Yabo Yang, M.D., Ph.D., Yang Han, M.D., Wenjun Wang, M.D., Ph.D., Tao Du, M.D., Ph.D., Yu Li, M.D., Ph.D., Jianping Zhang, M.D., Dongzi Yang, M.D., Ph.D., Xiaomiao Zhao, M.D., Ph.D.
Volume 105, Issue 2, Pages 494-500
To study the distribution and progression of terminal hair growth in pregnant women and to determine the feasibility of a simplified scoring system for assessing hirsutism.
Prospective follow-up observational study.
A total of 115 pregnant women (discovery cohort) and 1,159 women with polycystic ovary syndrome (PCOS) (validation cohort).
Facial and body terminal hair growth assessed by modified Ferriman and Gallwey score system (mFG score), and total testosterone (TT) level detected by liquid chromatography with tandem mass spectrometry.
Main Outcome Measure(s):
Degree of facial and body terminal hair growth.

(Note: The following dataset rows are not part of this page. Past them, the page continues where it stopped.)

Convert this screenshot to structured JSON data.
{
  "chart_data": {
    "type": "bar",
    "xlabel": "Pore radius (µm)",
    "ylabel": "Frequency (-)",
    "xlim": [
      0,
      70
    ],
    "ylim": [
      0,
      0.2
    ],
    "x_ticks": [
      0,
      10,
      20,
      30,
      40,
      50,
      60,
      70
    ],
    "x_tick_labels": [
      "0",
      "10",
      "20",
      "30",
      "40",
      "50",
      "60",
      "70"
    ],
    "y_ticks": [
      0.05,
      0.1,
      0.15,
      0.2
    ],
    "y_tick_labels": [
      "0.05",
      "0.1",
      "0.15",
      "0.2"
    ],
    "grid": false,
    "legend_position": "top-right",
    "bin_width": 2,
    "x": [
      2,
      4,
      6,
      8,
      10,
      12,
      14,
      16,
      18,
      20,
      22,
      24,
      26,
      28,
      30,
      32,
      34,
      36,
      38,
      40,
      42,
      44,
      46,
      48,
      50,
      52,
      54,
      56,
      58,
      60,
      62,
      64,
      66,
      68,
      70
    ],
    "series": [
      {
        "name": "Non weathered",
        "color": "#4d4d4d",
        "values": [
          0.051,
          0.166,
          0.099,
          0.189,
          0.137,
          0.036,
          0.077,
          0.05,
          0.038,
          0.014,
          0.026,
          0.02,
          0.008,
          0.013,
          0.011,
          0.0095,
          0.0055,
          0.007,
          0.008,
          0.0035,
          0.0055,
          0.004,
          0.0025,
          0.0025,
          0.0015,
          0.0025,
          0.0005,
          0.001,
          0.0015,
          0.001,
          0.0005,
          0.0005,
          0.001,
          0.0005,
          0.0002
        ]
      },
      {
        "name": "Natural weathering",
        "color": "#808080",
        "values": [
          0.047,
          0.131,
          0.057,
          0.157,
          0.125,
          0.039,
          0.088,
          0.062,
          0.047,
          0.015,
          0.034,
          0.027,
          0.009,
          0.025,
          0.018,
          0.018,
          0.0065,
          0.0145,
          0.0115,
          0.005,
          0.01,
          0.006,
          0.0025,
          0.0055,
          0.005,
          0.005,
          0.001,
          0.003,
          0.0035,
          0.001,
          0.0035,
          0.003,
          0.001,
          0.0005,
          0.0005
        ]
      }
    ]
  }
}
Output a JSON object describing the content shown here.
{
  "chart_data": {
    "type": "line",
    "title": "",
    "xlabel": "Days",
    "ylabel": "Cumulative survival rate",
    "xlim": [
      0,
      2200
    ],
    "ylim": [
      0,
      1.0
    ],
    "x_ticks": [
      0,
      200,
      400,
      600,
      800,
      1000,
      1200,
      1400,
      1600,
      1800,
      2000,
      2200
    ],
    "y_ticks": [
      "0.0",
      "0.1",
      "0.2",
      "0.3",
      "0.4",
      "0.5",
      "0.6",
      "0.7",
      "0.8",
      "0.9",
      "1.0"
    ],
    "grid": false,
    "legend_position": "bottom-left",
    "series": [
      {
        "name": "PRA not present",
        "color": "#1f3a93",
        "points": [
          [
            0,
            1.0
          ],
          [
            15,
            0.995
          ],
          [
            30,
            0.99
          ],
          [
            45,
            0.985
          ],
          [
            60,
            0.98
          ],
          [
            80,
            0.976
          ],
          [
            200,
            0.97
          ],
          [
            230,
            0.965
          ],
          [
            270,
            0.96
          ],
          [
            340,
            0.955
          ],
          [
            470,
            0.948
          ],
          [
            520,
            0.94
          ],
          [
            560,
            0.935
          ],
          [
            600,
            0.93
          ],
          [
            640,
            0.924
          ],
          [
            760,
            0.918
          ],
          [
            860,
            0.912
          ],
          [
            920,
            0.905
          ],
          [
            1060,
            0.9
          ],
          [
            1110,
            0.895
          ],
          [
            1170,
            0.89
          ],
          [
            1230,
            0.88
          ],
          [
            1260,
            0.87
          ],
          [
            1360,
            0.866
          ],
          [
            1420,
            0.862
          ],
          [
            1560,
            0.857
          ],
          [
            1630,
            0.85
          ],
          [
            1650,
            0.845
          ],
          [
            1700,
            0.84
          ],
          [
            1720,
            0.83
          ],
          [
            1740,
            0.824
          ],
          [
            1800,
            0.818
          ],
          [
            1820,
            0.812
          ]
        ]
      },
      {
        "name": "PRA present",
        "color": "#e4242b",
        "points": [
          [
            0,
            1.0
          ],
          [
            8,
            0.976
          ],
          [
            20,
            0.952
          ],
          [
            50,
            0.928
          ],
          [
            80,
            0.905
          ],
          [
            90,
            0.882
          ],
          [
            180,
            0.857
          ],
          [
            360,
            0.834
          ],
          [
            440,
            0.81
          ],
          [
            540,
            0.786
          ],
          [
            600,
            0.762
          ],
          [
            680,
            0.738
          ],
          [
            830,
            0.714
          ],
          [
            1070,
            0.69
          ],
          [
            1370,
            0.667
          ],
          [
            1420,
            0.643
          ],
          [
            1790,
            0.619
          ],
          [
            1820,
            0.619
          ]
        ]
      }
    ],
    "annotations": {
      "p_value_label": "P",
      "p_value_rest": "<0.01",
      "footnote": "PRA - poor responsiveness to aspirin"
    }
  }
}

The serum TT level and mFG score increased as pregnancy progressed. Both the prospective study and receiver operating characteristics curve indicated that the body areas with the greatest contribution to hirsutism (defined as an mFG score ≥5) with new terminal hair growth were the upper lip, lower back, lower abdomen, and thigh. A simplified mFG scoring system (sFG) was developed, and a cutoff value of ≥3 was defined as hirsutism. Pregnant hirsute women were distinguished from nonhirsute women with an accuracy of 95.2%, sensitivity of 96.8%, and specificity of 94.3% for detecting hirsutism. This was further validated in the PCOS population with a sensitivity, specificity, and positive predictive value of 97.6%, 96.4%, and 96.4%, respectively.
This study suggests that the upper lip, lower back, lower abdomen, and thigh may be an effective simplified combination of the mFG system for the evaluation of excess hair growth in Chinese women.